In the depths of the hold Valerius’s eyes took time to adjust to the gloom and bring into focus the individual objects around him. Aurelius’s face had crumpled when Valerius had announced his decision. He had argued and growled and ‘I’ll be damned’ until it had been pointed out that his most precious cargo was the general’s daughter, and that if they lost Domitia they were unlikely to survive her father’s wrath, or Nero’s.

Valerius’s gaze fixed on rank after rank of earthenware
amphorae
. He nodded to Aurelius. ‘Form a chain and over the side with them.’

Aurelius winced. He could have wept, seeing his profit for the entire trip jettisoned, but he waved forward the men who had been waiting by the ramp.

‘What’s in here?’ Valerius pointed to an enormous stack of odd-shaped parcels and packages set to one side of the hold.

‘The lady Domitia’s personal baggage.’ Aurelius’s eyes widened. ‘You wouldn’t …’

Back on deck, Valerius studied Capito’s model of the galley and tried to ignore the closing presence to the north. Above the familiar creak and groan of the constantly shifting puzzle of ropes and jointed wood that was the
Golden Cygnet
’s rigging, he heard the rhythmic splash as the ship’s cargo of finest Cretan olive oil was consigned to the depths.

A sharp feminine shriek broke his concentration and he looked up to see Tulia, Domitia’s companion, wrestling with a sailor who was attempting to push a crate over the side.
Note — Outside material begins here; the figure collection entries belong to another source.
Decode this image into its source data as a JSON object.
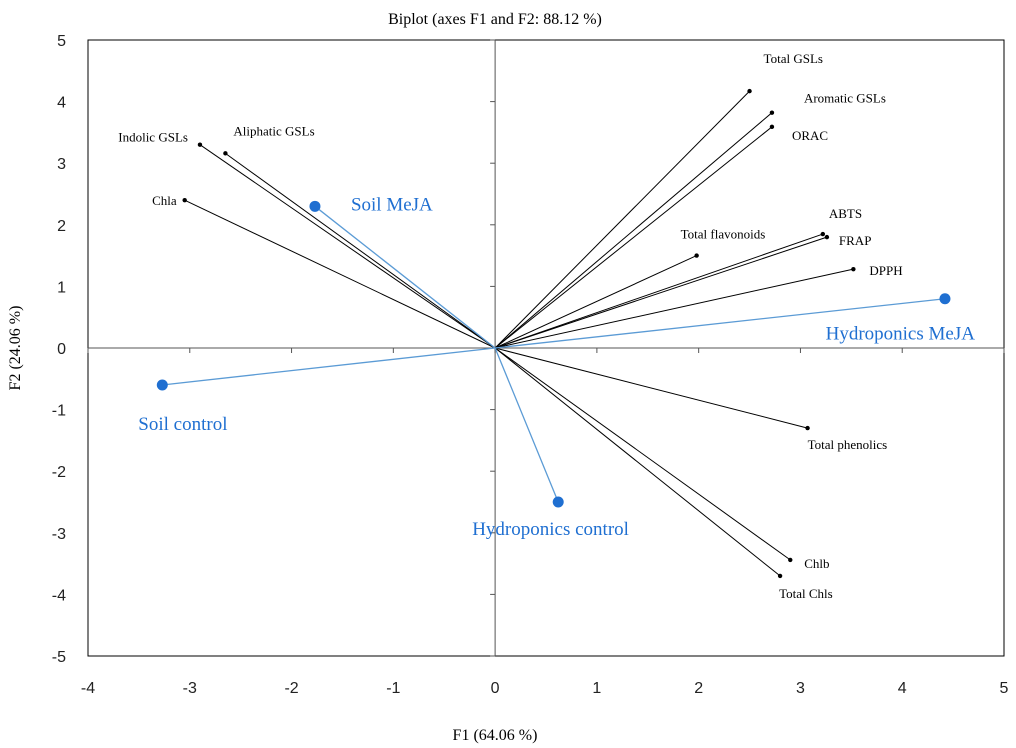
{
  "chart_data": {
    "type": "scatter",
    "subtype": "biplot",
    "title": "Biplot (axes F1 and F2: 88.12 %)",
    "xlabel": "F1 (64.06 %)",
    "ylabel": "F2 (24.06 %)",
    "xlim": [
      -4,
      5
    ],
    "ylim": [
      -5,
      5
    ],
    "xticks": [
      "-4",
      "-3",
      "-2",
      "-1",
      "0",
      "1",
      "2",
      "3",
      "4",
      "5"
    ],
    "yticks": [
      "5",
      "4",
      "3",
      "2",
      "1",
      "0",
      "-1",
      "-2",
      "-3",
      "-4",
      "-5"
    ],
    "grid": false,
    "colors": {
      "variables": "#000000",
      "observations": "#1f6fd1",
      "observation_lines": "#5b9bd5"
    },
    "variables": [
      {
        "name": "Total GSLs",
        "x": 2.5,
        "y": 4.17
      },
      {
        "name": "Aromatic GSLs",
        "x": 2.72,
        "y": 3.82
      },
      {
        "name": "ORAC",
        "x": 2.72,
        "y": 3.59
      },
      {
        "name": "Indolic GSLs",
        "x": -2.9,
        "y": 3.3
      },
      {
        "name": "Aliphatic GSLs",
        "x": -2.65,
        "y": 3.16
      },
      {
        "name": "Chla",
        "x": -3.05,
        "y": 2.4
      },
      {
        "name": "ABTS",
        "x": 3.22,
        "y": 1.85
      },
      {
        "name": "FRAP",
        "x": 3.26,
        "y": 1.8
      },
      {
        "name": "Total flavonoids",
        "x": 1.98,
        "y": 1.5
      },
      {
        "name": "DPPH",
        "x": 3.52,
        "y": 1.28
      },
      {
        "name": "Total phenolics",
        "x": 3.07,
        "y": -1.3
      },
      {
        "name": "Chlb",
        "x": 2.9,
        "y": -3.44
      },
      {
        "name": "Total Chls",
        "x": 2.8,
        "y": -3.7
      }
    ],
    "observations": [
      {
        "name": "Soil MeJA",
        "x": -1.77,
        "y": 2.3
      },
      {
        "name": "Hydroponics MeJA",
        "x": 4.42,
        "y": 0.8
      },
      {
        "name": "Soil control",
        "x": -3.27,
        "y": -0.6
      },
      {
        "name": "Hydroponics control",
        "x": 0.62,
        "y": -2.5
      }
    ]
  }
}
The crewman was twice Tulia’s size, but from what Valerius could see he was getting the worst of the encounter and would bear the scars for some time to come. He was about to intervene when the general’s daughter emerged from below decks. She took in the scene and he saw her fists clench and her eyes narrow. Her face took on the combative look he’d last seen on an Iceni warrior charging a Roman shield line. She advanced on the struggling pair.